Cumulative reservoir properties, after appropriate cutoffs are applied, provide information about the pore volume (PV), hydrocarbon pore volume (HPV), and flow capacity (KH) of a potential pay zone. These values are used to calculate hydrocarbon in place, recoverable reserves, and productivity of wells. The following algorithm is a highly simplified one-pass approach, which would need considerable adjustment to run on a real computer. However, it is suitable for discussion purposes (Guo 2004).

It is normal to apply cutoffs to each calculated result to eliminate poor quality or unproductive zones.

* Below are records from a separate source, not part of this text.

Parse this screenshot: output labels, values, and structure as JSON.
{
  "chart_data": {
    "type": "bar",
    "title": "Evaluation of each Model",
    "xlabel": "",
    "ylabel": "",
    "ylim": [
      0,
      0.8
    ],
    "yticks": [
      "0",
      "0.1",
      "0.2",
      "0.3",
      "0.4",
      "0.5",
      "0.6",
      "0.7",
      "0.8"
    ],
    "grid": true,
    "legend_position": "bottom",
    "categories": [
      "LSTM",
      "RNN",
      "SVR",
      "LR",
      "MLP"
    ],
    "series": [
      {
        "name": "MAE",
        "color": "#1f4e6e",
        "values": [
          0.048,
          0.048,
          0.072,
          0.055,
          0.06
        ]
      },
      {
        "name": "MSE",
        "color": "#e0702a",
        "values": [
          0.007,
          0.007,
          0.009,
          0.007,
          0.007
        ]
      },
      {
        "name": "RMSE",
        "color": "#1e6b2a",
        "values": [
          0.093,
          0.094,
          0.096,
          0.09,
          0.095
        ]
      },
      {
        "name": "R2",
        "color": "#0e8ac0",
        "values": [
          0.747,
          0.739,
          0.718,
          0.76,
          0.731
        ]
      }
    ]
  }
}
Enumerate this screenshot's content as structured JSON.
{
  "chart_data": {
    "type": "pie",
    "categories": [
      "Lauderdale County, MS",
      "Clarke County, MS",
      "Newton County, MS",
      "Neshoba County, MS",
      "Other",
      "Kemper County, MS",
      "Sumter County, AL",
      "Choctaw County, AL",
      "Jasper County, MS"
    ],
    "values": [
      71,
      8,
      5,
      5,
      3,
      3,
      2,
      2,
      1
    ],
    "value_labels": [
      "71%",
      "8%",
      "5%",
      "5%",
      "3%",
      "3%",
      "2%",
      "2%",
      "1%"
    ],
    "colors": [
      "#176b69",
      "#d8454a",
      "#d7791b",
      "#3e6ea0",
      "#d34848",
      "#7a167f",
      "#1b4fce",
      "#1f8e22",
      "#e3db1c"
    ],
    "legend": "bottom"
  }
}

Cutoffs are usually applied to shale volume, porosity, water saturation, and permeability. The layer is not counted as “pay” if it fails any one of the four cutoffs. Typical cutoffs are:

$${\text{IF}}\left( {{\text{VSH}}_{{\max} } \le {\text{SH}}_{{\max} } } \right)*\left( {{\text{PHI}}_{\text{e}} \ge {\text{PHI}}_{{\min} } } \right)*\left( {S_{\text{w}} \le {\text{SW}}_{{\max} } } \right) = 1$$
(5)
$${\text{THEN PAYFLAG}} = 1$$
$${\text{ELSE PAYFLAG}} = 0$$
$$H_{\text{net}} = {\text{SUM}}\left( {{\text{PAYFLAG}}*{\text{INCR}}} \right)$$
(6)

where:

  • Hnet = net pay

  • INCR = digitizing increment

  • PHImin = porosity cutoff (fractional)

  • PHIe = effective porosity (fractional)

  • Sw = water saturation (fractional)

  • SWmax = saturation cutoff (fractional)

  • VSH = volume of shale (fractional)

  • VSHmax = shale volume cutoff (fractional).

Typically:

  • VSHmax = 0.25–0.45

  • PHImin = 0.03–0.16

  • SWmax = 0.30–0.70.

These values must be appropriate for the rock sequence. Values in unconventional reservoirs may be more extreme. In reservoir simulation work, the net reservoir is also needed. In this case, set SWmax = 1.00 (Guo 2004). The effective porosity, water saturation, reservoir, and net pay zone are shown in Fig. 7. Table 3 describes the numerical values of the net pay estimation. The pay thickness is estimated to be 10.8 m, whereas residual and non-residual thicknesses are estimated to be 12 m and 1 m, respectively.

Fig. 7
figure 7

Porosity, water saturation, reservoir, and net pay zone (left to right) of the area

Table 3 Net pay estimation of the South Tapti basin

6 Conclusions

  1. 1.

    The volume of shale is calculated using gamma ray and neutron–density log which shows a trend without much variation till 1865 m before it shows a marked decrease in volume until a depth of 1876 m. The volume of shale decreases again between 1914 and 1930 m depth.

  2. 2.

    The depth interval between 1866 and 1874 m witnesses the neutron and the density porosity crossover indicating the presence of a gas zone. The gamma ray count is also low in this zone. The average porosity however is high (30–45)%. This suggests along with the cross-plot results that the reservoir is sandstone with high porosity between 1866 and 1874 m.

  3. 3.

    The water saturation is very low in the reservoir zone, and resistivity curve in deep region (Rt) is high concurring with our inference for the presence of a gas zone.

  4. 4.

    The lithology is predicted using different cross-plots like neutron–density, sonic–neutron, and sonic–density which also indicates the presence of sandstone reservoir at (1866–1874) m and limestone at (1841–1845) m and (1900–1915) m.

  5. 5.

    The flushed zone water saturation is found using resistivity of mud filtrate and resistivity of flushed zone. Residual oil saturation(ROS) , movable oil saturation (MOS), and movable hydrocarbon index (MHI) are found, and it is observed that hydrocarbons are movable as MHI < 0.7.

  6. 6.

    Reservoir and pay zone analysis is performed, and it is found that the reservoir is 12 m thick and pay zone is 10.8 m thick which makes it a good reservoir.